Mothwing Bite
Gentle strumming and whispered words reverberated through the hollows of the art gallery. It wasn't something he'd written; it was something he overheard Riley listening to, and he'd worked out the chords in an afternoon. Colton was never able to practice there much, lest Giulio complain about the noise ruining his art, but when he was alone? The acoustics were lovely, and every chord seemed fit to shoot off the walls and ring out into the rafters above. Sometimes, his voice would pick up a little and boom over the worn strings before hitting a shaky note and lowering again timidly.
Colton wandered back and forth, lost in the sound of Riley's old acoustic. He wasn't especially great, and it desperately needed new strings, but he was at least able to get it in tune long enough to play it for a song or two. Colton didn't mind at all though; the weight bearing down on the strap against his shoulder and the pleasant scrape of the strings against his fingers soothed him. It kept his mind off heavier things, and he was learning quickly.
"How steady you bloom..."
Madeleine crept silently on tiny fennec paws through the west wing of the gallery. The sound of a beat-up guitar grabbed her big ears like little else. Such an odd, out of place sound for an art gallery, she thought. She was meant to be home by now, but—she had to know where the music was coming from first. Perhaps that meant being intrusive, but curiosity won out in the end.
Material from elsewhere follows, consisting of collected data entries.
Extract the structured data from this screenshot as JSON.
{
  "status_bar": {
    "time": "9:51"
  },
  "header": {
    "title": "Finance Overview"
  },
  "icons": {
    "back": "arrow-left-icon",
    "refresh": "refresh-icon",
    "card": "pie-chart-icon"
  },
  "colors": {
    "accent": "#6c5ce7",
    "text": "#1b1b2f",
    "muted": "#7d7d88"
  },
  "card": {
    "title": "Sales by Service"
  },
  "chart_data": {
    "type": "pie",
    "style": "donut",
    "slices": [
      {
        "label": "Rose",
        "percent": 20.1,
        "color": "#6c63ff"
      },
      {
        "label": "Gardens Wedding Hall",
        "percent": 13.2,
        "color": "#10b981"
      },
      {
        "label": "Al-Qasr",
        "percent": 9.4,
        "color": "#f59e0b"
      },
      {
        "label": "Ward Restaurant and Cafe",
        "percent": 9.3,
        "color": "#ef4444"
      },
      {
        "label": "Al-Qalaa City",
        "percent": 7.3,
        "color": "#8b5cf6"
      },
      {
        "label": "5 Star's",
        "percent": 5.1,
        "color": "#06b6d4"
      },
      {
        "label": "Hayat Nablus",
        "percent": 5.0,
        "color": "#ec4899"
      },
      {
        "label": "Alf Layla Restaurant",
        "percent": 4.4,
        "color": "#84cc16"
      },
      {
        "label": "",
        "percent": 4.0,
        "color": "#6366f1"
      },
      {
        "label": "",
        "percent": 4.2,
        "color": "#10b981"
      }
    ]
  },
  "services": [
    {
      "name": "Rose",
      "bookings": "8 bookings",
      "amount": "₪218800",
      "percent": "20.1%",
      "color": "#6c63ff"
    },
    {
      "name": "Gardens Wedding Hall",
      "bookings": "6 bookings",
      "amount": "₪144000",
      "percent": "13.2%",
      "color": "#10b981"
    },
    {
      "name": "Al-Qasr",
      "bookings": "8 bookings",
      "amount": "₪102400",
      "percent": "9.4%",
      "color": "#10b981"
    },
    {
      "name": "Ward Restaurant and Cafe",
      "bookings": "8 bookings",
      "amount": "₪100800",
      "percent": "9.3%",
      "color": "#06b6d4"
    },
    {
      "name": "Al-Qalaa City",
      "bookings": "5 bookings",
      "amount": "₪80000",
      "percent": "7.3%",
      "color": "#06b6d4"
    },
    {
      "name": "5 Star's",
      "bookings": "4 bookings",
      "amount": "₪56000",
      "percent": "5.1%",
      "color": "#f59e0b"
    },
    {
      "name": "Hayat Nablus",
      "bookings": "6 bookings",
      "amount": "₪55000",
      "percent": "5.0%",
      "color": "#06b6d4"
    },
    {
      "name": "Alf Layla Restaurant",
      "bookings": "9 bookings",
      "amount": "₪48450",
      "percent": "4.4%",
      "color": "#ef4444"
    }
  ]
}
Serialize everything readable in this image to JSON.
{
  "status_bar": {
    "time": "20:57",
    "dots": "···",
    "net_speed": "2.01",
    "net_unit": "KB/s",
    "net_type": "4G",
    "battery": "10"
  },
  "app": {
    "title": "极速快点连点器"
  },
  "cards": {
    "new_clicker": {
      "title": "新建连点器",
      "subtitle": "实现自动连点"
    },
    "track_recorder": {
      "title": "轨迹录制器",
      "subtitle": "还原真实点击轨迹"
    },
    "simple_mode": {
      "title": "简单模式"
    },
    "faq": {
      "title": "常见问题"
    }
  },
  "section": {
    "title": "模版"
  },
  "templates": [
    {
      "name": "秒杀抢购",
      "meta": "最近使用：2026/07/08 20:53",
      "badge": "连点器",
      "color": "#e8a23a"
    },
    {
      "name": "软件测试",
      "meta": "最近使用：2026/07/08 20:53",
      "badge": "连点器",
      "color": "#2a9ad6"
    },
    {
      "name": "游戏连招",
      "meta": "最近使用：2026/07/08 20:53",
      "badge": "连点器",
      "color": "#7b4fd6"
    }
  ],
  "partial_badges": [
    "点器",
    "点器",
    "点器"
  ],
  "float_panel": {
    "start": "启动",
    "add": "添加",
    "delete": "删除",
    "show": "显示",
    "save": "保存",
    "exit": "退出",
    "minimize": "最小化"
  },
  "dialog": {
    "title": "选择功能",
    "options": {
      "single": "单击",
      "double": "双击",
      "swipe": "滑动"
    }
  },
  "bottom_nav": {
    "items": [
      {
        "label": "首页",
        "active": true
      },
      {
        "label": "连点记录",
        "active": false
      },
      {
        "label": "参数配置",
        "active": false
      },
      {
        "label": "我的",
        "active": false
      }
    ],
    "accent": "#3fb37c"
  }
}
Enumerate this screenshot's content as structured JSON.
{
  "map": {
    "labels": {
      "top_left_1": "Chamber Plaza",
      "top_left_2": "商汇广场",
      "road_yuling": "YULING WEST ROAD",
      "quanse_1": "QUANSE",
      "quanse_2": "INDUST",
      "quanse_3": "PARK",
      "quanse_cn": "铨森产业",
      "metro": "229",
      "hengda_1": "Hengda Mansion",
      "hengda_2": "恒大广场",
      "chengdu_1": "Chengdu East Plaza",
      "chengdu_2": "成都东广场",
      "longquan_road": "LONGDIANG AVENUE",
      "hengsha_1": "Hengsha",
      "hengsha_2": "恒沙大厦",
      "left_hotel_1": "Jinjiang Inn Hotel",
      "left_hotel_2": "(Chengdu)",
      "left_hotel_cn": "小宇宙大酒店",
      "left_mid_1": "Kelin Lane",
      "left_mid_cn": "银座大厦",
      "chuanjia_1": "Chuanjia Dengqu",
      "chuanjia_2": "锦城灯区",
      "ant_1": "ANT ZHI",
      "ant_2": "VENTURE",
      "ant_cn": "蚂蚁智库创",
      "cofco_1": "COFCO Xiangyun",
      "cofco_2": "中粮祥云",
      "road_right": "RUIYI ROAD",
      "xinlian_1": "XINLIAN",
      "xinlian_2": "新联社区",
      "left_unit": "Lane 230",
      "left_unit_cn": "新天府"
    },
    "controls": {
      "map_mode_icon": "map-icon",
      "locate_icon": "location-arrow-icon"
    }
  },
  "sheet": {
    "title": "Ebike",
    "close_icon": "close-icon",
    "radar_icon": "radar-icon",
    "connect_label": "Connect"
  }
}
"You left a bite I'd never seen before...and it was shaped like a moth wing..."
Colton didn't seem to notice her rustle behind a pillar holding up an overgrown fern. She could barely keep both her ears and her seafoam dress hidden behind that thing, but she tried her best. It wasn't so much the guitar she was curious about, but the bits of singing she heard in the release of the notes. It was a gentle voice, nervous and shaky even at a whisper. It fit his face, a young face, a slightly dirtied face.
One peek at it lead to another.
"Drawn like a moth to a flame..."
Madeleine was stuck. She wished not to spook him, but she was too fixed to stop peeking. Something about him made her intensely curious—his old, torn clothes, maybe, or the way he stared at the bridge of his guitar as his hands kept at it. That wasn't why she was so fixed, though. That—she couldn't quite explain.
As Madeleine moved back into her hiding spot, she leaned a bit too hard on the pillar. The fern wobbled, and Colton's eyes shot up to it. The last strum rang out and eerie silence followed.
Taking the quickest and most hidden route out of the foyer, Madeleine scampered down the hall, as quickly as her sickly lungs would permit. Colton wandered over to the pillar and checked around it, bewildered. He rested his arms on top of the guitar, and the thought of being heard pinched his nerves again.
Colton set the guitar down by the stairs up to Riley's loft before setting to leave himself. Giulio would be back soon anyway, he reasoned with himself.